The demonstration we propose aims to address the state of the art limitations. We propose a mechanism that mines business processes from email logs. We consider that human intervention is often required to generate reliable business process models but we aim to minimize it. We propose then an approach that enables users to collaboratively and gradually build an annotated corpus of messages and to automatically classify these ones into processes, instances and activity IDs using machine learning techniques. This is illustrated in Figures 1 and 2. In Figure 1 we can see the user manually annotating an email in order to enrich the learning dataset. This is achieved through the email client graphical user interface. In Figure 2 we see an annotated email, which is done automatically by the machine learning model. These two features are also illustrated in the video 1 (process name and activity name prediction).

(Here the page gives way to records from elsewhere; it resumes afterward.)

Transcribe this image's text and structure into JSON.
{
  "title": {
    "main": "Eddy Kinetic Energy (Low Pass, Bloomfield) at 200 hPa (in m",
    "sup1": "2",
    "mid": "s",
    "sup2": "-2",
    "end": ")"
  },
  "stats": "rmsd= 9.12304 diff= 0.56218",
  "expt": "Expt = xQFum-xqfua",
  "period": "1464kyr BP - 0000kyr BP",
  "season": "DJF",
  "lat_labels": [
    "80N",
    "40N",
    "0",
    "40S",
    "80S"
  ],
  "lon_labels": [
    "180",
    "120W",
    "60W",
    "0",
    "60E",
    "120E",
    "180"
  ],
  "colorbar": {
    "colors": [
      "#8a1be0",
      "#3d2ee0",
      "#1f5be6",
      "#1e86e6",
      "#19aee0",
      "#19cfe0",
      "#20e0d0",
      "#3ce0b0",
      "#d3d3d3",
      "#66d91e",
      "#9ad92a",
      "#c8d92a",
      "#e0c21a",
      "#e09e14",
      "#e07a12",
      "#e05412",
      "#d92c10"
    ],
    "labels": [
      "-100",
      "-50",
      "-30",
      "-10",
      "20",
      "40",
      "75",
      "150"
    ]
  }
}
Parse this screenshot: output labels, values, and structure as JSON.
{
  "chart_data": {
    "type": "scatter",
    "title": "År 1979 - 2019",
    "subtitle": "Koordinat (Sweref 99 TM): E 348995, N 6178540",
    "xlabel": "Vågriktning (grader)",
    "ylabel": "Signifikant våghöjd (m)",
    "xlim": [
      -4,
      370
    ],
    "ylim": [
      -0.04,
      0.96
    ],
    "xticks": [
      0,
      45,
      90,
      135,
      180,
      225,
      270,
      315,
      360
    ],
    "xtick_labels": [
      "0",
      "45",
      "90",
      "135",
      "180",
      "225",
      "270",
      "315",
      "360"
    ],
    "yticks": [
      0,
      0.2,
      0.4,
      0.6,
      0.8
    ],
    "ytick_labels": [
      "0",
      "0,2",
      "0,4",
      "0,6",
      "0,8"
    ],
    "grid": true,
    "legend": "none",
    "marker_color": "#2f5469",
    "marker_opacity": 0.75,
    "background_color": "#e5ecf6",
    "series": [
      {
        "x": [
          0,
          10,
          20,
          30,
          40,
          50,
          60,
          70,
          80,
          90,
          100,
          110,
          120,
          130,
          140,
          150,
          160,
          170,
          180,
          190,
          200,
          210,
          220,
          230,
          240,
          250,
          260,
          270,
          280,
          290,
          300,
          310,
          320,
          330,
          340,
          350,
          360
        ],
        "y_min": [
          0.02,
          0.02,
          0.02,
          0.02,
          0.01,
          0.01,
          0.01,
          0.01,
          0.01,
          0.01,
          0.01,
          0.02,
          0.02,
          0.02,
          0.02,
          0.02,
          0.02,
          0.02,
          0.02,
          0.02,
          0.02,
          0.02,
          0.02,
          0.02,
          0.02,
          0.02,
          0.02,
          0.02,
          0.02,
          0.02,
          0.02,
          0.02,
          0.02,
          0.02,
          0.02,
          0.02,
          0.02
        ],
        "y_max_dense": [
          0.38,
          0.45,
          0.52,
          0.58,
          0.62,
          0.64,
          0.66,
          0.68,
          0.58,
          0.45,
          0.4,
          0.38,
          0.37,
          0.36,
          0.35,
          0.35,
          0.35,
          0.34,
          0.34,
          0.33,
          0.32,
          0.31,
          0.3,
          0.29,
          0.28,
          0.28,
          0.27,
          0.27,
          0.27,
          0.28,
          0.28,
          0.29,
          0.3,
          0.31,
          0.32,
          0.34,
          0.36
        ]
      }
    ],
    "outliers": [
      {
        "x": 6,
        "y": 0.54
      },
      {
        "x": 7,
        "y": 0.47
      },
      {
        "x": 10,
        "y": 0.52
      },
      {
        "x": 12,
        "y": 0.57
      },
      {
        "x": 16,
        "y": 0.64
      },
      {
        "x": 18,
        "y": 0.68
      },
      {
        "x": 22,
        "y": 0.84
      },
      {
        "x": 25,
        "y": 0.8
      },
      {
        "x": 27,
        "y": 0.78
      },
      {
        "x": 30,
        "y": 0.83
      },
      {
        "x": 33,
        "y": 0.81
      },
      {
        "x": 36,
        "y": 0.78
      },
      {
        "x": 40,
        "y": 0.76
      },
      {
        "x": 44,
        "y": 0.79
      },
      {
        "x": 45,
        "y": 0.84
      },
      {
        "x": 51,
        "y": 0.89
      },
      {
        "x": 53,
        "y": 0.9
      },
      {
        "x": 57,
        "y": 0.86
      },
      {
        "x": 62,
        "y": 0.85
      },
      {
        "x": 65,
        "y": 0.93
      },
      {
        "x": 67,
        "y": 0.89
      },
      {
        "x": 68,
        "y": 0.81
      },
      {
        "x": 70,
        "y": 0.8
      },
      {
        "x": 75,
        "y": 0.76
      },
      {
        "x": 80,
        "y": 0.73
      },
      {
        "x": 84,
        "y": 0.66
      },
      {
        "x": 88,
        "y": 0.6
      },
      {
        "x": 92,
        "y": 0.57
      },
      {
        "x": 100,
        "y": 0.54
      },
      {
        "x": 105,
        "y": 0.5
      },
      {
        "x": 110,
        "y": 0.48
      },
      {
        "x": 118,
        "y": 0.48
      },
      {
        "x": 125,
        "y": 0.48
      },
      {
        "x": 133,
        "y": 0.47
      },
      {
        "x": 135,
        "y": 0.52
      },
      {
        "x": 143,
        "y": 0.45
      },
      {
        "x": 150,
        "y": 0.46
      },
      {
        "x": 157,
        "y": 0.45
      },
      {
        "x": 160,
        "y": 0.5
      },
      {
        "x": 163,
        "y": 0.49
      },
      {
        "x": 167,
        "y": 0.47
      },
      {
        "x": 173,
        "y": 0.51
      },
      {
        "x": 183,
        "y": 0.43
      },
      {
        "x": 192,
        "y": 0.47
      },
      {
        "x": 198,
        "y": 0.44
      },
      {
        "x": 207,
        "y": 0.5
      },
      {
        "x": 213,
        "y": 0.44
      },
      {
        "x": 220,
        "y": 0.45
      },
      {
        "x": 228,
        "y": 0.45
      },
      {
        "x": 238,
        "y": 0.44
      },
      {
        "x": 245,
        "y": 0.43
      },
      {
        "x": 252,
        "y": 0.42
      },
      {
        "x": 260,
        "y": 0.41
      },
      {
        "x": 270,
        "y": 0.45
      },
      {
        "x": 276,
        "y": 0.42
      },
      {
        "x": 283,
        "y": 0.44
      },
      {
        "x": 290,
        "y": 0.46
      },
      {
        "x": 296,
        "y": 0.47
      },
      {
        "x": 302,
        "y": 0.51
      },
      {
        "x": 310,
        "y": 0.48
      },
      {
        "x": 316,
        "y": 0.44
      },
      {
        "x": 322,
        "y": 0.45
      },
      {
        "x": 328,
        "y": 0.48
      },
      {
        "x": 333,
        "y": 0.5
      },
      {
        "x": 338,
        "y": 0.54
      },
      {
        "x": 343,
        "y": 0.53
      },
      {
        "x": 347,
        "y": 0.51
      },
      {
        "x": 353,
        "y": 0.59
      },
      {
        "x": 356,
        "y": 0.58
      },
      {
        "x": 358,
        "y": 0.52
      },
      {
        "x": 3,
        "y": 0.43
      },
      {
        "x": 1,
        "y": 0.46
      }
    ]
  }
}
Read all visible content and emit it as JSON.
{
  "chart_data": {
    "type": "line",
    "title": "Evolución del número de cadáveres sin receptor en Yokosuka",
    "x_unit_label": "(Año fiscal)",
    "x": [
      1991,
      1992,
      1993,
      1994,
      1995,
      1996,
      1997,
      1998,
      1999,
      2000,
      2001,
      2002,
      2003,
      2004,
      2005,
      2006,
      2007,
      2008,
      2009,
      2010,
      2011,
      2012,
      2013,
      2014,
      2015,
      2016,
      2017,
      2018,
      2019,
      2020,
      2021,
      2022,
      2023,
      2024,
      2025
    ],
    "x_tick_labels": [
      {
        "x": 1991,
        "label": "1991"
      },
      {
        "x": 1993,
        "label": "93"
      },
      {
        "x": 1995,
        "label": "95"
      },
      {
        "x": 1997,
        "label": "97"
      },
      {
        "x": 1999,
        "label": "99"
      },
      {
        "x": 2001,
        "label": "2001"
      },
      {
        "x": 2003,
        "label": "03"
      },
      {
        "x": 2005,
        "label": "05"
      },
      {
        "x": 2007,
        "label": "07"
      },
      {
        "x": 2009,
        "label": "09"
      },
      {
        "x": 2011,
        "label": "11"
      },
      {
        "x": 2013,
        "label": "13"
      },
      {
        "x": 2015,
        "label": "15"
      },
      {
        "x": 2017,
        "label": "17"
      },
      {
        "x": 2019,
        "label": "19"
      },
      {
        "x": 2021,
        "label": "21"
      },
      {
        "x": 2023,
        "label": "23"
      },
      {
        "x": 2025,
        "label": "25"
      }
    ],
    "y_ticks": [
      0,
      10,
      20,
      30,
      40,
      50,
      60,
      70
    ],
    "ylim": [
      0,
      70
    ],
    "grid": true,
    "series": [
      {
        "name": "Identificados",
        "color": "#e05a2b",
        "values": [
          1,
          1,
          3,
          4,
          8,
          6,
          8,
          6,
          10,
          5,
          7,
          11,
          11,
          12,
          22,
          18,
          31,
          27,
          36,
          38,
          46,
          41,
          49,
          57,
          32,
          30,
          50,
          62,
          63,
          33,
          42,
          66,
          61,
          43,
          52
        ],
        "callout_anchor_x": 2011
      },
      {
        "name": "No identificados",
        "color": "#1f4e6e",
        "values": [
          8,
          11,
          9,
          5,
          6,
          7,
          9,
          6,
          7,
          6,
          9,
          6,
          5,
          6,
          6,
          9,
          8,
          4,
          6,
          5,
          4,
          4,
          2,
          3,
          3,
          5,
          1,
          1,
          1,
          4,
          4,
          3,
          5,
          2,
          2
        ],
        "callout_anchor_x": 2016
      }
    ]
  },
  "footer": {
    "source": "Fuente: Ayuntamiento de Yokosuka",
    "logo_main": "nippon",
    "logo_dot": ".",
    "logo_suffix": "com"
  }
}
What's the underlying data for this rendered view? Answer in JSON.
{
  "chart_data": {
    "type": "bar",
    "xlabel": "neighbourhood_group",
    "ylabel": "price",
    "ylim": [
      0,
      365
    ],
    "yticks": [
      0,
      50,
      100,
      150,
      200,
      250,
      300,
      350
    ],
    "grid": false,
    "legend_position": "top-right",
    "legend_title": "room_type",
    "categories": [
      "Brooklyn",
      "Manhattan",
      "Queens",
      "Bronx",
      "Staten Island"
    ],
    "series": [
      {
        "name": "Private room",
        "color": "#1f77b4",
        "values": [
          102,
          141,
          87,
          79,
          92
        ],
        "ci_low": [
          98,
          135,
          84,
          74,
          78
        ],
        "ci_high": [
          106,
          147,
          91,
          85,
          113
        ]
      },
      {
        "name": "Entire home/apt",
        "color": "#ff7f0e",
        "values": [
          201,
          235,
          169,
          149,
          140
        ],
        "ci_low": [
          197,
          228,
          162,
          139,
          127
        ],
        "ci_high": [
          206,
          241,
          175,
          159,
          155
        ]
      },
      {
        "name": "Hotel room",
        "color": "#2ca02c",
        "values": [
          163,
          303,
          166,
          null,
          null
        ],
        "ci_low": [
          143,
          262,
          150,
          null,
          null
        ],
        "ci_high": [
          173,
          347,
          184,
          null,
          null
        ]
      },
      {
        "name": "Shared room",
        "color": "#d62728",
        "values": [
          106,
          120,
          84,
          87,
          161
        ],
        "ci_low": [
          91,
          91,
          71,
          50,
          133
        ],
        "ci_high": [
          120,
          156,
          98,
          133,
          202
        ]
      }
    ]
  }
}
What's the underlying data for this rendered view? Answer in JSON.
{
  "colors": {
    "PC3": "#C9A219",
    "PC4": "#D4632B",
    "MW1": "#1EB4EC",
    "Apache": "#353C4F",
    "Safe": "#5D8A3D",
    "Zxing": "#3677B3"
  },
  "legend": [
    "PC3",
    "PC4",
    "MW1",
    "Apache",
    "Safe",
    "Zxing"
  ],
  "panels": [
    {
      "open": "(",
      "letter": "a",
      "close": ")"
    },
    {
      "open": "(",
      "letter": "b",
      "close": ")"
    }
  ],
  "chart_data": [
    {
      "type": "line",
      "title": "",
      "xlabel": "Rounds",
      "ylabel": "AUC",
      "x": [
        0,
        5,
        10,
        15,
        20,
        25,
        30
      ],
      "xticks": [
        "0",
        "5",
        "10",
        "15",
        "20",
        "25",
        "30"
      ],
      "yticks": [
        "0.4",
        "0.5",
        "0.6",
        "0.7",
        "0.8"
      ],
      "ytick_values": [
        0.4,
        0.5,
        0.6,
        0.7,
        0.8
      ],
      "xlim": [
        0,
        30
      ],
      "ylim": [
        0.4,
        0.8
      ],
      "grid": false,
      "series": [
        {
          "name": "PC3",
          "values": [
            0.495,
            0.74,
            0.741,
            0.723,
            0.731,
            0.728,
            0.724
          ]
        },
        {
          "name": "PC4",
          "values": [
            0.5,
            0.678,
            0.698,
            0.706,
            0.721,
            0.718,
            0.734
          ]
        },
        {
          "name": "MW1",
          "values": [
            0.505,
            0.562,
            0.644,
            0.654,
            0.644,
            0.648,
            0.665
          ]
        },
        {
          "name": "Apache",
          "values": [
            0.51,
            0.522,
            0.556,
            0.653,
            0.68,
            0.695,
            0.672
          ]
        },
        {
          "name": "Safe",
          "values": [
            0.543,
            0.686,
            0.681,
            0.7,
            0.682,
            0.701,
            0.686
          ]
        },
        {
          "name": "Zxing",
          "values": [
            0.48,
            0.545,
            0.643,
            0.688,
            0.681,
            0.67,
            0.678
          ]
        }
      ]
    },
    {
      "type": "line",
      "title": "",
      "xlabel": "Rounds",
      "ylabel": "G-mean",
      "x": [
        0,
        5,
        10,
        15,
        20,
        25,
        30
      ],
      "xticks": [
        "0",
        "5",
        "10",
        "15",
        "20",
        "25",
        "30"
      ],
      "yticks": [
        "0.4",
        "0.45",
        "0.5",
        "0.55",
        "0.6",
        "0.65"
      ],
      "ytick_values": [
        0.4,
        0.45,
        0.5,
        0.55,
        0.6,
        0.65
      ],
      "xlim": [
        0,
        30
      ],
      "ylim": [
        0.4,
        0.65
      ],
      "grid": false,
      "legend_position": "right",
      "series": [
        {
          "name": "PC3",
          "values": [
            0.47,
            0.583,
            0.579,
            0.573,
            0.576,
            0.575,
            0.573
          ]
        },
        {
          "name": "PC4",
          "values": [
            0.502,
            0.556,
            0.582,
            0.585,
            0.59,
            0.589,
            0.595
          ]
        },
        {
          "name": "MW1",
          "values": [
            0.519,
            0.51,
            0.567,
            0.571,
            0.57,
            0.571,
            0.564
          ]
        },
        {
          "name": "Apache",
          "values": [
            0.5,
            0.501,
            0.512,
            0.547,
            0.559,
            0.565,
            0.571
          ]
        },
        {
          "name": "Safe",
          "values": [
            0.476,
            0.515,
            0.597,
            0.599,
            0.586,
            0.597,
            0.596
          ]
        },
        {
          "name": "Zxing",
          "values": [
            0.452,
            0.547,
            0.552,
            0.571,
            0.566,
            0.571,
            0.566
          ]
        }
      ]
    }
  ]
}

Our proposal differs from existing works by: (1) Minimizing the effort required for building a training dataset through a collaborative approach (2) Building more discriminative classification and clustering features using references, named entities, email correspondents and email exchange history (3) Applying a fast and non-parametric clustering algorithm for process instance detection.
Once the list of processes are detected, the list of events (activity names) per process is detected, and finally the the associated process instance identifier for each event is detected we build an event log per process on which we can apply any process mining algorithm. Figure 3 shows the discovered business process model on a dataset which contains 180 emails related hiring business process.